Die Salonière trägt eine weiße Bluse und einen schwarzen langen Rock, ihr langes blondes Haar offen. Sie erzählt vor der Lesung, wie sie die Ehre hatte, Hettche kennenzulernen, versprüht Charme und kokettiert mit privaten Geschichtchen, bevor der Autor am weißen Stehpult dem kleinen Kreis aus seiner neuen Prosa vorträgt und sein Wohlwollen dem Salon gegenüber bekundet: „Hier kann ich lesen, was ich will.“ Hettches Passagen spielen in Venedig, die Lektüre dauert etwa eine halbe Stunde. „Schöner Text“, loben ihn die Anwesenden und stellen einige sehr literaturwissenschaftliche Fragen, bevor die Runde sich in Grüppchen auflöst.

Das Ziel ihres Salons umschreibt Fischer so: „Ich will Geselligkeit und Kommunikation, die im Idealfall darüber hinausgeht.“ Sie meint Kontakte. In ihrem Salon fand ein Lyriker schon mal seinen Verleger, gemeinsame Interessenbildung ist beim Essen des Käsekuchens nicht ausgeschlossen. „Die Menschen treffen sich zu oft mit Leuten aus der gleichen Branche, ich möchte unterschiedliche Berufsgruppen zusammenführen.“ Die Literatur schaffe ein gemeinsames Gesprächsthema, von dem man sich lösen und zu dem man wieder zurückkehren kann.

Als Aperitif für ein Menü der Kontakte sehen sich die Schriftsteller aber nicht. Die Autorin Carmen-Francesca Banciu las auch einst bei Fischer und kommt dieses Mal als Gast: „Man trifft Leute wieder. Gerade diese Kontinuität ist das Schöne an einem Salon.“ Der Aspekt des nützlichen Kontakts ist auch für sie ein Argument dafür, sich sehen zu lassen. Die Menschen aus dem Literaturbetrieb und aus den Medien brauchen einander. Der Salon ist nicht nur vertrauter Kreis gegen die Anonymität der Großstadt, er erneuert regelmäßig das Spiel der Möglichkeiten und das Gefühl, Teil der Sahne zu sein — wenn auch nicht in dem Maße, wie es bei Lesungen in den Wohnzimmern von Verlegern und Agentinnen geschieht.
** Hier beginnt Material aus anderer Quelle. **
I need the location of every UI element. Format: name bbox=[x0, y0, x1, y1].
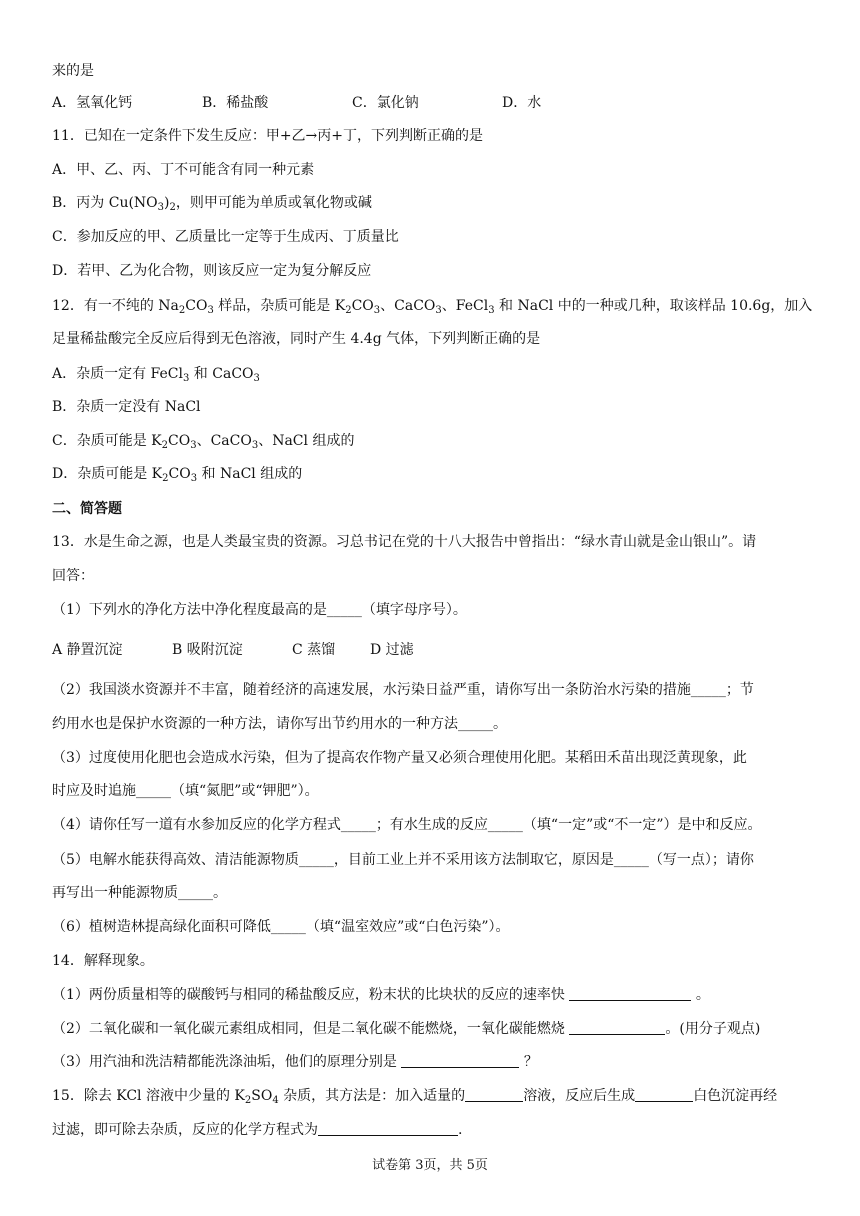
reaction-arrow: → bbox=[305, 128, 318, 144]
q11-option-d: D．若甲、乙为化合物，则该反应一定为复分解反应 bbox=[52, 263, 372, 279]
q13-part1: （1）下列水的净化方法中净化程度最高的是_____（填字母序号）。 bbox=[52, 602, 467, 618]
q13-part4: （4）请你任写一道有水参加反应的化学方程式_____；有水生成的反应_____（填“一定”或“不一定”）是中和反应。 bbox=[52, 817, 762, 833]
q13-part3-line1: （3）过度使用化肥也会造成水污染，但为了提高农作物产量又必须合理使用化肥。某稻田禾苗出现泛黄现象，此 bbox=[52, 750, 747, 766]
answer-blank[interactable] bbox=[569, 986, 691, 1001]
answer-blank[interactable] bbox=[318, 1121, 458, 1136]
q15-line1: 15．除去 KCl 溶液中少量的 $K_2SO_4$ 杂质，其方法是：加入适量的 溶液，反应后生成 白色沉淀再经 bbox=[52, 1088, 778, 1106]
q12-option-a: A．杂质一定有 FeCl$_3$ 和 CaCO$_3$ bbox=[52, 366, 260, 384]
q14-part1: （1）两份质量相等的碳酸钙与相同的稀盐酸反应，粉末状的比块状的反应的速率快 。 bbox=[52, 987, 710, 1003]
q13-option-d: D 过滤 bbox=[370, 642, 414, 658]
q12-option-d: D．杂质可能是 $K_2CO_3$ 和 NaCl 组成的 bbox=[52, 466, 303, 484]
section-heading: 二、简答题 bbox=[52, 501, 122, 517]
q12-option-b: B．杂质一定没有 NaCl bbox=[52, 399, 201, 415]
q10-stem-tail: 来的是 bbox=[52, 63, 94, 79]
q11-option-a: A．甲、乙、丙、丁不可能含有同一种元素 bbox=[52, 162, 315, 178]
answer-blank[interactable] bbox=[569, 1020, 665, 1035]
q13-stem-line1: 13．水是生命之源，也是人类最宝贵的资源。习总书记在党的十八大报告中曾指出：“绿水青山就是金山银山”。请 bbox=[52, 534, 757, 550]
q11-stem: 11．已知在一定条件下发生反应：甲+乙→丙+丁，下列判断正确的是 bbox=[52, 128, 484, 144]
q13-option-a: A 静置沉淀 bbox=[52, 642, 123, 658]
q10-option-c: C．氯化钠 bbox=[352, 95, 419, 111]
q13-part6: （6）植树造林提高绿化面积可降低_____（填“温室效应”或“白色污染”）。 bbox=[52, 919, 510, 935]
q14-title: 14．解释现象。 bbox=[52, 953, 154, 969]
q13-part3-line2: 时应及时追施_____（填“氮肥”或“钾肥”）。 bbox=[52, 783, 319, 799]
q10-option-a: A．氢氧化钙 bbox=[52, 95, 133, 111]
answer-blank[interactable] bbox=[465, 1087, 523, 1102]
answer-blank[interactable] bbox=[635, 1087, 693, 1102]
q13-part5-line1: （5）电解水能获得高效、清洁能源物质_____，目前工业上并不采用该方法制取它，原因是_____（写一点）；请你 bbox=[52, 852, 754, 868]
q13-part2-line1: （2）我国淡水资源并不丰富，随着经济的高速发展，水污染日益严重，请你写出一条防治水污染的措施_____；节 bbox=[52, 682, 754, 698]
page-footer: 试卷第 3页，共 5页 bbox=[372, 1158, 488, 1173]
q11-option-c: C．参加反应的甲、乙质量比一定等于生成丙、丁质量比 bbox=[52, 229, 399, 245]
q13-option-c: C 蒸馏 bbox=[292, 642, 336, 658]
q13-part5-line2: 再写出一种能源物质_____。 bbox=[52, 885, 227, 901]
q12-option-c: C．杂质可能是 $K_2CO_3$、CaCO$_3$、NaCl 组成的 bbox=[52, 433, 355, 451]
q13-stem-line2: 回答： bbox=[52, 568, 94, 584]
q15-line2: 过滤，即可除去杂质，反应的化学方程式为 . bbox=[52, 1122, 463, 1138]
q14-part3: （3）用汽油和洗洁精都能洗涤油垢，他们的原理分别是 ？ bbox=[52, 1054, 538, 1070]
q10-option-d: D．水 bbox=[502, 95, 542, 111]
q12-stem-line2: 足量稀盐酸完全反应后得到无色溶液，同时产生 4.4g 气体，下列判断正确的是 bbox=[52, 331, 541, 347]
q13-option-b: B 吸附沉淀 bbox=[172, 642, 243, 658]
q13-part2-line2: 约用水也是保护水资源的一种方法，请你写出节约用水的一种方法_____。 bbox=[52, 716, 507, 732]
q10-option-b: B．稀盐酸 bbox=[202, 95, 269, 111]
q14-part2: （2）二氧化碳和一氧化碳元素组成相同，但是二氧化碳不能燃烧，一氧化碳能燃烧 。(用分子观点) bbox=[52, 1021, 761, 1037]
q11-option-b: B．丙为 $Cu(NO_3)_2$，则甲可能为单质或氧化物或碱 bbox=[52, 195, 372, 213]
answer-blank[interactable] bbox=[401, 1053, 519, 1068]
q13-part1-options bbox=[52, 640, 812, 660]
q10-options bbox=[52, 93, 812, 113]
q12-stem-line1: 12．有一不纯的 $Na_2CO_3$ 样品，杂质可能是 $K_2CO_3$、CaCO$_3$、FeCl$_3$ 和 NaCl 中的一种或几种，取该样品 10.6g，加入 bbox=[52, 298, 813, 316]
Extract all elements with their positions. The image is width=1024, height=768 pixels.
Fragt man die beiden Salonleiterinnen, ob sie gerne anknüpfen möchten an die lange Tradition dieser Treffen, winken sie ab. Das wären damals andere Bedingungen gewesen. Ähnlich wie früher sei aber ihre vermittelnde, soziale und harmonisierende Funktion. Den Bekanntsheitsgrad wie ihre Vorgängerinnen erreicht Britta Gansebohm aber vielleicht doch noch, wenn sie ihren Wunschtraum erfüllen kann: Zweigsalons in München und Hamburg mit exquisiten Weinhandlungen als Sponsoren.